Lorsque M. de Bouter a obtenu des filets à traiter, il n'a pas voulu envoyer le nylon recyclé en Chine en raison de problèmes liés à l'environnement, au travail et à la transparence. Il a fini par trouver une entreprise californienne, Bureo, qui se concentre sur le problème des 18 milliards de kilos de plastique déversés dans les océans chaque année et qui vise à éliminer des océans ce qu'elle considère comme la forme de plastique la plus nocive, à savoir les filets de pêche.
L'équipe de M. de Bouter collecte les filets, les découpe et les envoie à Bureo, en Californie, qui les transforme en granulés de nylon, puis en son matériau "NetPlus" utilisé dans les tissus, les lunettes de soleil et d'autres produits de marques telles que Patagonia, Yeti et Trek.
Bureo développe actuellement une ligne de produits NetPlus, tels que des vêtements fabriqués pour le marché seychellois à partir de filets recyclés aux Seychelles, selon Manuel Sigren, responsable de l'approvisionnement mondial pour Bureo.
Brikole ayant recyclé plus de 500 tonnes de filets de pêche l'année dernière, les Seychelles pourraient contribuer à un pourcentage croissant - jusqu'à 25 % à l'avenir - de la production totale actuelle de nylon de Bureo, selon M. Sigren.

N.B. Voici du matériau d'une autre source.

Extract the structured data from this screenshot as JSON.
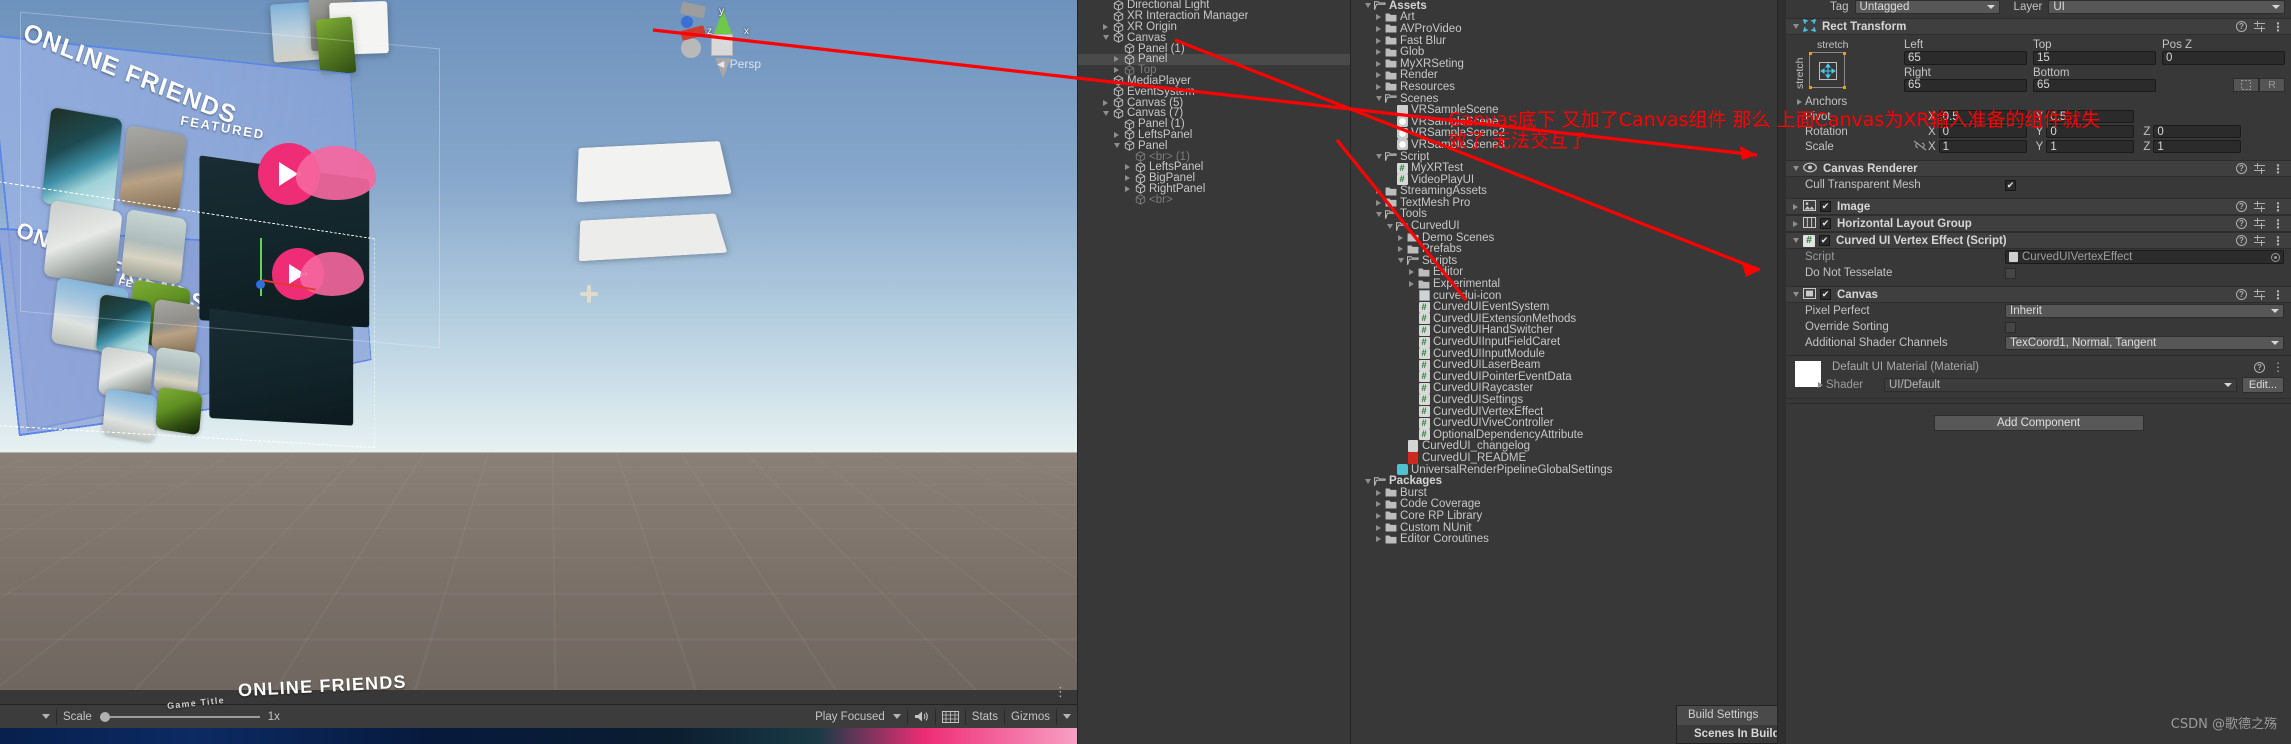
{
  "scene_view": {
    "labels": {
      "online_friends_1": "ONLINE FRIENDS",
      "online_friends_2": "ONLINE FRIENDS",
      "online_friends_bottom": "ONLINE FRIENDS",
      "featured_1": "FEATURED",
      "featured_2": "FEATURED",
      "game_title": "Game Title"
    },
    "view_gizmo": {
      "mode": "Persp",
      "axis_x": "x",
      "axis_y": "y",
      "axis_z": "z"
    },
    "toolbar": {
      "scale_label": "Scale",
      "scale_value": "1x",
      "aspect": "Play Focused",
      "stats": "Stats",
      "gizmos": "Gizmos"
    }
  },
  "hierarchy": {
    "items": [
      {
        "label": "Directional Light",
        "indent": 2,
        "twisty": "none",
        "dim": false,
        "selected": false
      },
      {
        "label": "XR Interaction Manager",
        "indent": 2,
        "twisty": "none",
        "dim": false,
        "selected": false
      },
      {
        "label": "XR Origin",
        "indent": 2,
        "twisty": "right",
        "dim": false,
        "selected": false
      },
      {
        "label": "Canvas",
        "indent": 2,
        "twisty": "down",
        "dim": false,
        "selected": false
      },
      {
        "label": "Panel (1)",
        "indent": 3,
        "twisty": "none",
        "dim": false,
        "selected": false
      },
      {
        "label": "Panel",
        "indent": 3,
        "twisty": "right",
        "dim": false,
        "selected": true
      },
      {
        "label": "Top",
        "indent": 3,
        "twisty": "right",
        "dim": true,
        "selected": false
      },
      {
        "label": "MediaPlayer",
        "indent": 2,
        "twisty": "none",
        "dim": false,
        "selected": false
      },
      {
        "label": "EventSystem",
        "indent": 2,
        "twisty": "none",
        "dim": false,
        "selected": false
      },
      {
        "label": "Canvas (5)",
        "indent": 2,
        "twisty": "right",
        "dim": false,
        "selected": false
      },
      {
        "label": "Canvas (7)",
        "indent": 2,
        "twisty": "down",
        "dim": false,
        "selected": false
      },
      {
        "label": "Panel (1)",
        "indent": 3,
        "twisty": "none",
        "dim": false,
        "selected": false
      },
      {
        "label": "LeftsPanel",
        "indent": 3,
        "twisty": "right",
        "dim": false,
        "selected": false
      },
      {
        "label": "Panel",
        "indent": 3,
        "twisty": "down",
        "dim": false,
        "selected": false
      },
      {
        "label": "<br> (1)",
        "indent": 4,
        "twisty": "none",
        "dim": true,
        "selected": false
      },
      {
        "label": "LeftsPanel",
        "indent": 4,
        "twisty": "right",
        "dim": false,
        "selected": false
      },
      {
        "label": "BigPanel",
        "indent": 4,
        "twisty": "right",
        "dim": false,
        "selected": false
      },
      {
        "label": "RightPanel",
        "indent": 4,
        "twisty": "right",
        "dim": false,
        "selected": false
      },
      {
        "label": "<br>",
        "indent": 4,
        "twisty": "none",
        "dim": true,
        "selected": false
      }
    ]
  },
  "project": {
    "items": [
      {
        "label": "Assets",
        "indent": 1,
        "twisty": "down",
        "icon": "folder-open",
        "bold": true
      },
      {
        "label": "Art",
        "indent": 2,
        "twisty": "right",
        "icon": "folder"
      },
      {
        "label": "AVProVideo",
        "indent": 2,
        "twisty": "right",
        "icon": "folder"
      },
      {
        "label": "Fast Blur",
        "indent": 2,
        "twisty": "right",
        "icon": "folder"
      },
      {
        "label": "Glob",
        "indent": 2,
        "twisty": "right",
        "icon": "folder"
      },
      {
        "label": "MyXRSeting",
        "indent": 2,
        "twisty": "right",
        "icon": "folder"
      },
      {
        "label": "Render",
        "indent": 2,
        "twisty": "right",
        "icon": "folder"
      },
      {
        "label": "Resources",
        "indent": 2,
        "twisty": "right",
        "icon": "folder"
      },
      {
        "label": "Scenes",
        "indent": 2,
        "twisty": "down",
        "icon": "folder-open"
      },
      {
        "label": "VRSampleScene",
        "indent": 3,
        "twisty": "none",
        "icon": "scene-alt"
      },
      {
        "label": "VRSampleScene",
        "indent": 3,
        "twisty": "none",
        "icon": "unity"
      },
      {
        "label": "VRSampleScene2",
        "indent": 3,
        "twisty": "none",
        "icon": "unity"
      },
      {
        "label": "VRSampleScene3",
        "indent": 3,
        "twisty": "none",
        "icon": "unity"
      },
      {
        "label": "Script",
        "indent": 2,
        "twisty": "down",
        "icon": "folder-open"
      },
      {
        "label": "MyXRTest",
        "indent": 3,
        "twisty": "none",
        "icon": "cs"
      },
      {
        "label": "VideoPlayUI",
        "indent": 3,
        "twisty": "none",
        "icon": "cs"
      },
      {
        "label": "StreamingAssets",
        "indent": 2,
        "twisty": "right",
        "icon": "folder"
      },
      {
        "label": "TextMesh Pro",
        "indent": 2,
        "twisty": "right",
        "icon": "folder"
      },
      {
        "label": "Tools",
        "indent": 2,
        "twisty": "down",
        "icon": "folder-open"
      },
      {
        "label": "CurvedUI",
        "indent": 3,
        "twisty": "down",
        "icon": "folder-open"
      },
      {
        "label": "Demo Scenes",
        "indent": 4,
        "twisty": "right",
        "icon": "folder"
      },
      {
        "label": "Prefabs",
        "indent": 4,
        "twisty": "right",
        "icon": "folder"
      },
      {
        "label": "Scripts",
        "indent": 4,
        "twisty": "down",
        "icon": "folder-open"
      },
      {
        "label": "Editor",
        "indent": 5,
        "twisty": "right",
        "icon": "folder"
      },
      {
        "label": "Experimental",
        "indent": 5,
        "twisty": "right",
        "icon": "folder"
      },
      {
        "label": "curvedui-icon",
        "indent": 5,
        "twisty": "none",
        "icon": "image"
      },
      {
        "label": "CurvedUIEventSystem",
        "indent": 5,
        "twisty": "none",
        "icon": "cs"
      },
      {
        "label": "CurvedUIExtensionMethods",
        "indent": 5,
        "twisty": "none",
        "icon": "cs"
      },
      {
        "label": "CurvedUIHandSwitcher",
        "indent": 5,
        "twisty": "none",
        "icon": "cs"
      },
      {
        "label": "CurvedUIInputFieldCaret",
        "indent": 5,
        "twisty": "none",
        "icon": "cs"
      },
      {
        "label": "CurvedUIInputModule",
        "indent": 5,
        "twisty": "none",
        "icon": "cs"
      },
      {
        "label": "CurvedUILaserBeam",
        "indent": 5,
        "twisty": "none",
        "icon": "cs"
      },
      {
        "label": "CurvedUIPointerEventData",
        "indent": 5,
        "twisty": "none",
        "icon": "cs"
      },
      {
        "label": "CurvedUIRaycaster",
        "indent": 5,
        "twisty": "none",
        "icon": "cs"
      },
      {
        "label": "CurvedUISettings",
        "indent": 5,
        "twisty": "none",
        "icon": "cs"
      },
      {
        "label": "CurvedUIVertexEffect",
        "indent": 5,
        "twisty": "none",
        "icon": "cs"
      },
      {
        "label": "CurvedUIViveController",
        "indent": 5,
        "twisty": "none",
        "icon": "cs"
      },
      {
        "label": "OptionalDependencyAttribute",
        "indent": 5,
        "twisty": "none",
        "icon": "cs"
      },
      {
        "label": "CurvedUI_changelog",
        "indent": 4,
        "twisty": "none",
        "icon": "doc"
      },
      {
        "label": "CurvedUI_README",
        "indent": 4,
        "twisty": "none",
        "icon": "pdf"
      },
      {
        "label": "UniversalRenderPipelineGlobalSettings",
        "indent": 3,
        "twisty": "none",
        "icon": "prefab"
      },
      {
        "label": "Packages",
        "indent": 1,
        "twisty": "down",
        "icon": "folder-open",
        "bold": true
      },
      {
        "label": "Burst",
        "indent": 2,
        "twisty": "right",
        "icon": "folder"
      },
      {
        "label": "Code Coverage",
        "indent": 2,
        "twisty": "right",
        "icon": "folder"
      },
      {
        "label": "Core RP Library",
        "indent": 2,
        "twisty": "right",
        "icon": "folder"
      },
      {
        "label": "Custom NUnit",
        "indent": 2,
        "twisty": "right",
        "icon": "folder"
      },
      {
        "label": "Editor Coroutines",
        "indent": 2,
        "twisty": "right",
        "icon": "folder"
      }
    ],
    "build_popup": {
      "title": "Build Settings",
      "section": "Scenes In Build"
    }
  },
  "inspector": {
    "tag_label": "Tag",
    "tag_value": "Untagged",
    "layer_label": "Layer",
    "layer_value": "UI",
    "rect_transform": {
      "title": "Rect Transform",
      "anchor_preset_top": "stretch",
      "anchor_preset_side": "stretch",
      "left_label": "Left",
      "left_value": "65",
      "top_label": "Top",
      "top_value": "15",
      "posz_label": "Pos Z",
      "posz_value": "0",
      "right_label": "Right",
      "right_value": "65",
      "bottom_label": "Bottom",
      "bottom_value": "65",
      "blueprint_btn": "R",
      "anchors_label": "Anchors",
      "pivot_label": "Pivot",
      "pivot_x": "0.5",
      "pivot_y": "0.5",
      "rotation_label": "Rotation",
      "rot_x": "0",
      "rot_y": "0",
      "rot_z": "0",
      "scale_label": "Scale",
      "scale_x": "1",
      "scale_y": "1",
      "scale_z": "1",
      "axis_x": "X",
      "axis_y": "Y",
      "axis_z": "Z"
    },
    "canvas_renderer": {
      "title": "Canvas Renderer",
      "cull_label": "Cull Transparent Mesh",
      "cull_checked": "✔"
    },
    "image_component": {
      "title": "Image",
      "checked": "✔"
    },
    "horizontal_layout_group": {
      "title": "Horizontal Layout Group",
      "checked": "✔"
    },
    "curved_ui_vertex_effect": {
      "title": "Curved UI Vertex Effect (Script)",
      "checked": "✔",
      "script_label": "Script",
      "script_value": "CurvedUIVertexEffect",
      "tessellate_label": "Do Not Tesselate"
    },
    "canvas": {
      "title": "Canvas",
      "checked": "✔",
      "pixel_perfect_label": "Pixel Perfect",
      "pixel_perfect_value": "Inherit",
      "override_sorting_label": "Override Sorting",
      "shader_channels_label": "Additional Shader Channels",
      "shader_channels_value": "TexCoord1, Normal, Tangent"
    },
    "material": {
      "title": "Default UI Material (Material)",
      "shader_label": "Shader",
      "shader_value": "UI/Default",
      "edit_label": "Edit..."
    },
    "add_component_label": "Add Component"
  },
  "annotations": {
    "line1": "Canvas底下 又加了Canvas组件 那么 上面Canvas为XR输入准备的组件就失",
    "line2": "效了 无法交互了"
  },
  "watermark": "CSDN @歌德之殇",
  "colors": {
    "accent_blue": "#5b86e8",
    "annotation_red": "#fe0000",
    "panel_bg": "#383838",
    "play_pink": "#ef2d76"
  }
}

En conséquence, Bureo a déclaré qu'elle prévoyait d'établir un centre de traitement du nylon en Afrique ou en Asie au cours des deux prochaines années, afin que les filets puissent être traités au niveau régional plutôt que d'être expédiés à travers les océans.
Selon Grandview Research, l'industrie du nylon rapporte 31 milliards de dollars par an à des entreprises telles que DuPont, BASF et DOMO Chemicals, et devrait croître de 5 % par an. Les travaux de Brikole et de Bureo suggèrent qu'une plus grande partie de ces revenus pourrait être générée par le nylon recyclé plutôt que par le nylon nouvellement produit.
Prochaines étapes pour Brikole
Lorsque les sociétés thonières lui signalent des filets à donner, M. de Bouter loue une grue et d'autres équipements pour transporter les filets jusqu'à son espace de travail situé près des chantiers navals. Ses six ouvriers démêlent les filets et les découpent en panneaux de 2 mètres sur 3 à l'aide de couteaux de cuisine aiguisés.
Joshua Tiatousse, un employé de Brikole âgé de 19 ans, explique qu'il voulait travailler dans une entreprise durable.
Lors d'une récente journée ensoleillée dans la cour en béton derrière l'entrepôt de Brikole, Joshua Tiatousse était occupé à couper des filets en nylon, pieds nus sur le béton, en écoutant de la musique reggae dans ses écouteurs.
"C'est un ami qui m'a parlé de ce travail", explique Joshua Tiatousse, 19 ans.
Lorsque M. de Bouter recevra de Bureo des échantillons de tissus en nylon entièrement fabriqués à partir des filets en nylon achetés par Brikole, il prévoit d'envoyer les tissus à une école d'art et de design locale pour que les étudiants proposent des idées de produits, ce qui permettra aux partenaires d'apporter une contribution créative locale aux produits finaux qu'ils fabriqueront.
"Il s'agira d'un projet de démonstration qui montrera à la nation et au monde ce qu'il est possible de faire", a-t-il déclaré. "Nous aimerions pouvoir dire que ces produits sont fabriqués aux Seychelles.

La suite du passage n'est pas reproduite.